7. Et pour finir. Il y avait l'existence étrangement double que Margaret semblait mener, et qui, en une certaine mesure, paraissait être la conséquence ou le corollaire de tout ce qui s'était passé antérieurement.
La double existence! C'était en vérité la conclusion qui surmontait toutes les difficultés et conciliait les extrêmes. En vérité, si Margaret n'était pas libre d'agir de toutes les façons, mais pouvait être contrainte d'agir ou de parler suivant des instructions qu'elle recevait; ou si elle pouvait, dans sa totalité, être remplacée par une autre sans que personne puisse s'en apercevoir, alors tout était possible. Tout dépendait de l'esprit de l'entité de laquelle elle subirait cette contrainte. Si c'était une entité juste, bonne, et honnête, tout pouvait aller bien. Mais dans le cas contraire… Cette pensée était trop affreuse pour pouvoir être exprimée. Tandis que ces horribles possibilités me venaient à l'esprit, je grinçais des dents dans un accès de rage stérile.
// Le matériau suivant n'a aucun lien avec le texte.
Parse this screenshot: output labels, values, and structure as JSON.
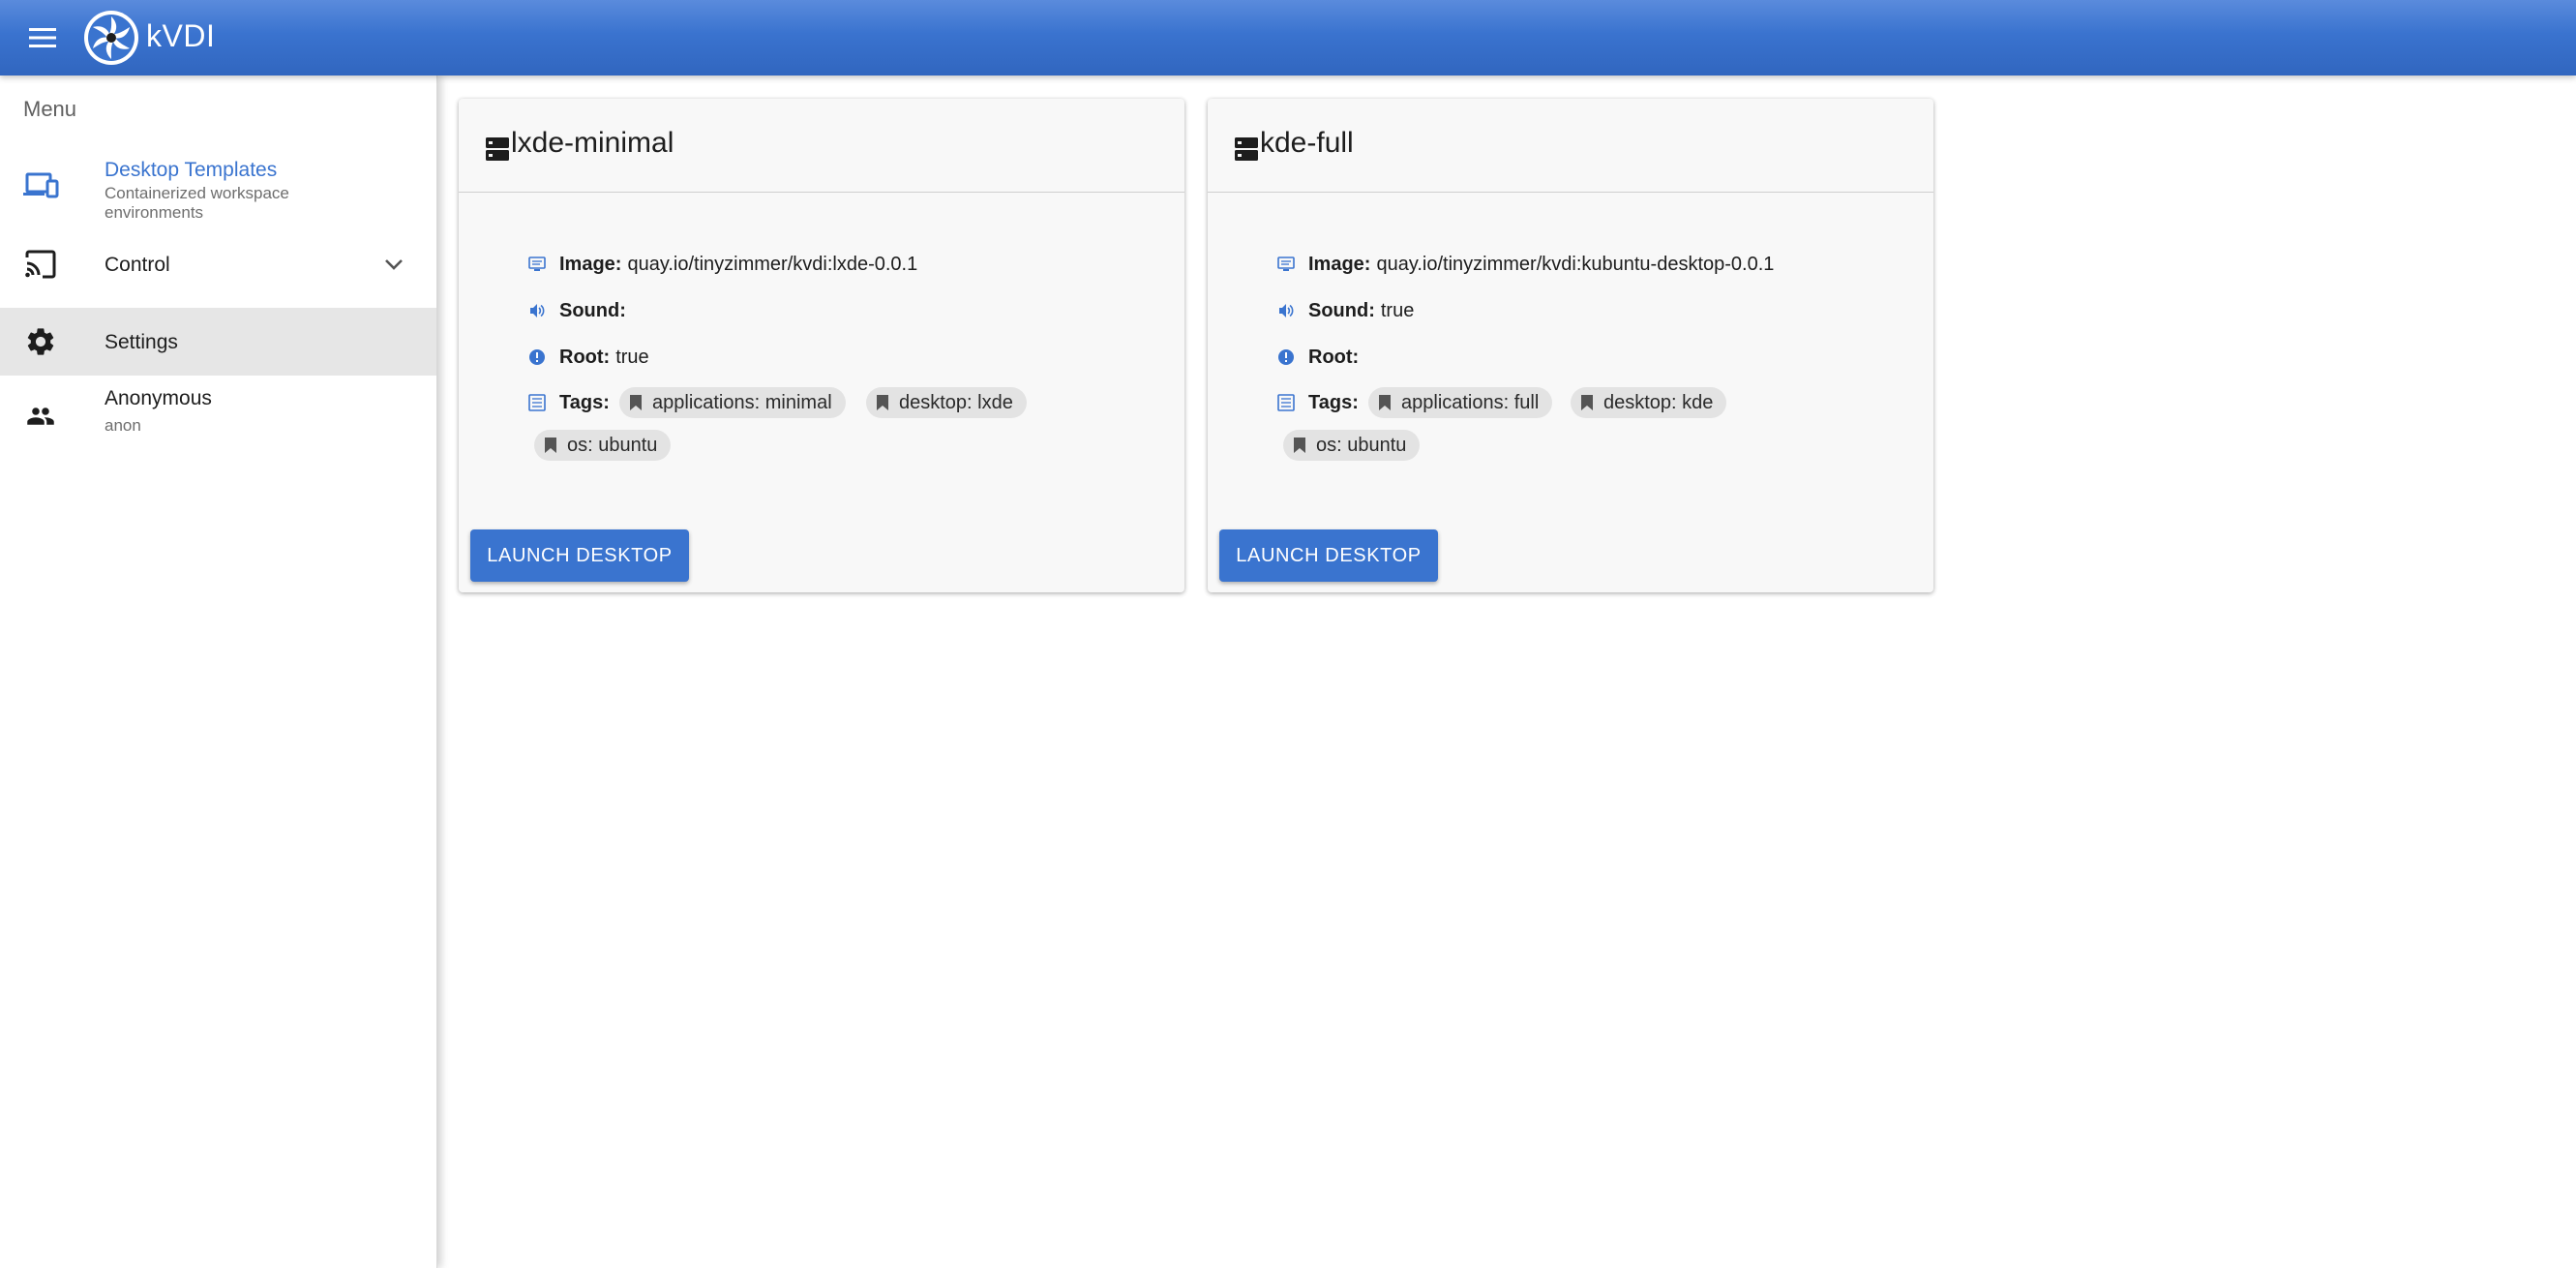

Jusqu'à ce matin-là, les évasions de Margaret vers sa nouvelle personnalité avaient été rares et à peine discernables, sauf à une ou deux occasions, quand son attitude là mon égard m'avait paru étrange. Mais aujourd'hui, c'était le contraire; et le changement était de mauvais présage. Il était possible que cette autre personnalité fut de la catégorie la plus basse et non pas de la meilleure. À présent que j'y pensais, j'avais des raisons d'avoir peur. Dans l'histoire de la momie, depuis le moment où Van Huyn était entré dans le tombeau, le nombre de morts dont nous avions connaissance, et qui pouvaient vraisemblablement être attribués à sa volonté ou à son intervention, était saisissant. L'Arabe qui avait dérobé la main de la momie; celui qui l'avait volée sur le cadavre de ce dernier. Le chef arabe qui avait essayé de voler la Pierre à Van Huyn, et dont le cou portait les marques de sept doigts. Les deux hommes trouvés morts la première nuit suivant le moment où Trelawny avait emporté le sarcophage; et les trois autres lors de son retour au tombeau. L'Arabe qui avait ouvert le serdab secret. Neuf hommes morts, dont un manifestement par la propre main de la Reine! Et en outre les attaques sauvages contre Mr. Trelawny au cours desquelles, aidée par son Esprit Familier, elle avait essayé d'ouvrir le coffre et d'y prendre la Pierre Talisman. Le dispositif imaginé par Mr. Trelawny consistant à accrocher la clef à un bracelet qu'il portait au poignet, tout en portant finalement ses fruits, avait tout de même bien failli lui coûter la vie.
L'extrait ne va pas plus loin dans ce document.